Fui o primeiro a sair, queria muito fumar um cigarro. Passei meu crachá na catraca sem parar de falar bobagens para os que estavam atrás de mim.


Acendi meu cigarro e fiquei esperando o pessoal sair.
Enquanto esperava, olhei pra avenida e achei um pouco estranho, pois naquele momento os dois sentidos da avenida estavam calmos, algo muito incomum naquele horário, não passava praticamente nenhum carro. Pensei nisso por alguns segundos, mas quando todos se juntaram novamente, lá estava eu rindo, agindo e me divertindo como um adolescente novamente, falando bobagens para os outros.


Se fôssemos para o lado esquerdo, em 50 metros estaríamos numa esquina onde, do outro lado da rua estava o bar cheio de tantas histórias de tantos encontros em tantas tardes sem fim como aquela. Se atravessássemos a avenida, logo em frente ficava o ponto de ônibus, meio de transporte que todos nós usávamos naqueles dias.

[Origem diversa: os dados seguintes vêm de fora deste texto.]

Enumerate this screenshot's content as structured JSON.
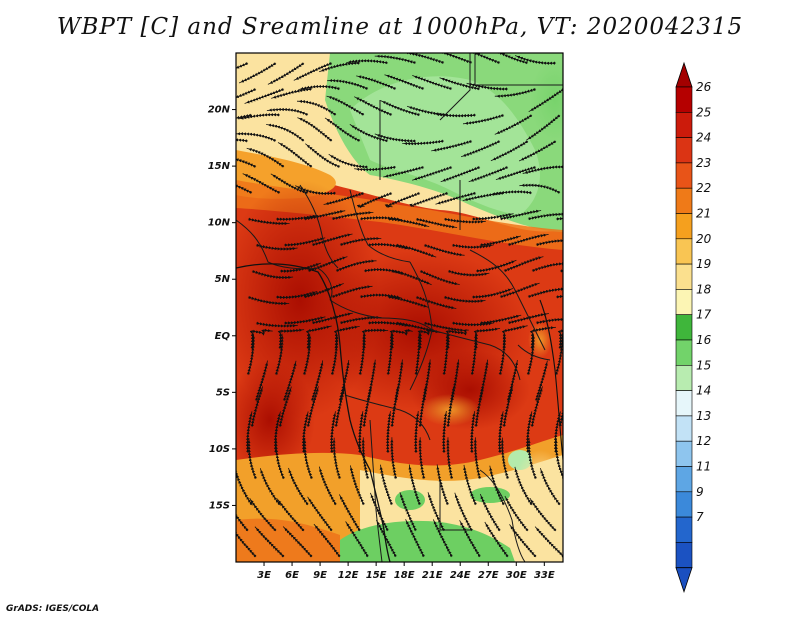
{
  "title": "WBPT [C] and Sreamline at 1000hPa, VT: 2020042315",
  "credit": "GrADS: IGES/COLA",
  "map": {
    "lon_range": [
      0,
      35
    ],
    "lat_range": [
      -20,
      25
    ],
    "x_ticks": [
      "3E",
      "6E",
      "9E",
      "12E",
      "15E",
      "18E",
      "21E",
      "24E",
      "27E",
      "30E",
      "33E"
    ],
    "x_tick_values": [
      3,
      6,
      9,
      12,
      15,
      18,
      21,
      24,
      27,
      30,
      33
    ],
    "y_ticks": [
      "20N",
      "15N",
      "10N",
      "5N",
      "EQ",
      "5S",
      "10S",
      "15S"
    ],
    "y_tick_values": [
      20,
      15,
      10,
      5,
      0,
      -5,
      -10,
      -15
    ]
  },
  "colorbar": {
    "labels": [
      "26",
      "25",
      "24",
      "23",
      "22",
      "21",
      "20",
      "19",
      "18",
      "17",
      "16",
      "15",
      "14",
      "13",
      "12",
      "11",
      "9",
      "7"
    ],
    "colors": [
      "#b50000",
      "#cc1b0b",
      "#db3414",
      "#e85418",
      "#ef7a18",
      "#f5a01e",
      "#f9c553",
      "#fbe08e",
      "#fcf5b4",
      "#3fb63b",
      "#72d36a",
      "#b8ecb0",
      "#e6f6fa",
      "#c2e2f6",
      "#8ec5ee",
      "#5ea6e4",
      "#3b89da",
      "#2366cd",
      "#1b52c2"
    ],
    "top_color": "#a30000",
    "bottom_color": "#1a4fc0"
  }
}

Ficamos na porta da empresa tentando decidir nosso destino, quando, do nada, uma correria começou na calçada onde a gente estava, muito perto ou no ponto de ônibus que seguia para o extremo sul da cidade. Percebi algumas poucas pessoas gritando e correndo. Tentei entender o que estava acontecendo, mas, com uma descarga gigantesca de adrenalina somando a minha covardia, saí correndo sem nem sequer olhar pra trás. Lembrei-me da avenida vazia e automaticamente comecei uma corrida, tentando atravessá-la o mais rápido possível para me esconder atrás de algum carro estacionado do outro lado, perto do ponto de ônibus, até saber o que deveria fazer.


Não vi para onde meus amigos foram, apenas um deles, que optou pela mesma tática que a minha. Estávamos distantes uns 20 metros um do outro, porém ele já estava agachado e protegido atrás de um carro. Gritou algo pra mim, mas não consegui entender por causa do barulho dos tiros que não paravam um segundo sequer.


Corria o mais rápido que minhas pernas permitiam e, quando já estava nos metros finais, quase terminando de cruzar a avenida, a pouquíssimos metros de um carro cinza estacionado onde eu já me imaginava salvo, senti algo quente atravessando meu pescoço. Perdi o equilíbrio e meu corpo caiu no chão sem nada que eu pudesse fazer.


É clichê, eu sei, mas tudo realmente pareceu acontecer em câmera lenta.


Meu rosto bateu forte contra o chão. Não lembro disso, mas sei que foi isso o que aconteceu.
Eu estava caído, de bruços; sentindo o sangue se esvaindo do meu corpo. Meus olhos continuavam abertos, olhavam parte do asfalto, e mais distante e sem foco, a catraca que eu passei sorrindo há quase uma vida atrás.


Não vi mais nada, não ouvi mais nada. E, sem ouvir meu último suspiro, morri ali, alguns instantes depois.